The UK Insolvency Service decided not to bring criminal proceedings against P&O Ferries for the sacking of nearly 800 workers earlier this year after concluding there was “no realistic prospect of a conviction”.
P&O sparked public outcry in March when it laid off hundreds of sailors without notice or consultation. Many staff members found out they were being fired through a video message.
The ferry operator replaced laid-off crew members with staff on more flexible contracts. Replacement crew are paid an average of £5.50 an hour, well below the UK minimum wage, but legal because the crew work offshore.
The business secretary, Kwasi Kwarteng, had instructed the Insolvency Service to investigate whether the company had committed any criminal offenses in the case.
“After a full and robust criminal investigation into the circumstances surrounding the employees who were made redundant by P&O Ferries, we have concluded that we will not initiate criminal proceedings,” the Insolvency Service said on Friday afternoon.
The Bankruptcy Service said its investigation had been reviewed by independent prosecution counsel in accordance with normal practice in such cases. It is still conducting a separate civilian investigation.
P&O Ferries declined to comment.
The decision not to take legal action is likely to add fuel to a debate sparked by the redundancies over the strength of UK employment and corporate governance standards.
P&O chief executive Peter Hebblethwaite appeared to admit wrongdoing at a parliamentary hearing in March.
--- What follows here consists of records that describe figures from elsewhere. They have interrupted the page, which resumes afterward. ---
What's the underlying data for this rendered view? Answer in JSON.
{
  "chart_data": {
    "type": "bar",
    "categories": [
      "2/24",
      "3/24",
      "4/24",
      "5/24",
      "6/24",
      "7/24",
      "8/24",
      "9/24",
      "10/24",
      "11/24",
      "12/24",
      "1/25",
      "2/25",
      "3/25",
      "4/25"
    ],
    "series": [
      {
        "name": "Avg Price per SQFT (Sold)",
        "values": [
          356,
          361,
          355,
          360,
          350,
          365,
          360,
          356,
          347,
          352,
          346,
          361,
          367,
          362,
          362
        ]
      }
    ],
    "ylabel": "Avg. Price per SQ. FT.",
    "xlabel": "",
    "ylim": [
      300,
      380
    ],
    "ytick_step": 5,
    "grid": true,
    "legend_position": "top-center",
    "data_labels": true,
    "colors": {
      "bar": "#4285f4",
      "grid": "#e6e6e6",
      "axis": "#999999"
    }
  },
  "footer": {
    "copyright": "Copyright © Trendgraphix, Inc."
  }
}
Asked if he had “intentionally” broken the law by paying staff instead of launching a formal consultation, he said: “I completely throw my hands up.” . . We decided not to consult.
“There is absolutely no question that we were required to consult with the unions. We choose not to do that. . . and will fully compensate everyone for that,” he said at the time, adding that he would make the same decision again because otherwise the company would not have been viable.
The lack of prior notification to the Bankruptcy Administration of the opening of a collective dismissal process is a crime and can lead to an unlimited fine. But some maritime workers are not covered by the rule because employers may instead be required to notify authorities in the countries where their ships are registered.
Frances O’Grady, general secretary of the TUC, said the Insolvency Service had to give a clear explanation for the decision.
“It was a shocking case of mistreatment of workers. And it would be shocking if there is no justice for P&O workers through dire consequences for firm directors under current laws,” he said.
The Insolvency Service’s announcement came a day after DP World, the Dubai-based group that owns P&O, reported record profits of $721 million for the first half of 2022.
DP World did not publish figures showing P&O’s financial performance. Accounts filed in the UK showed that P&O Ferries lost a combined £200m in 2020 and 2021.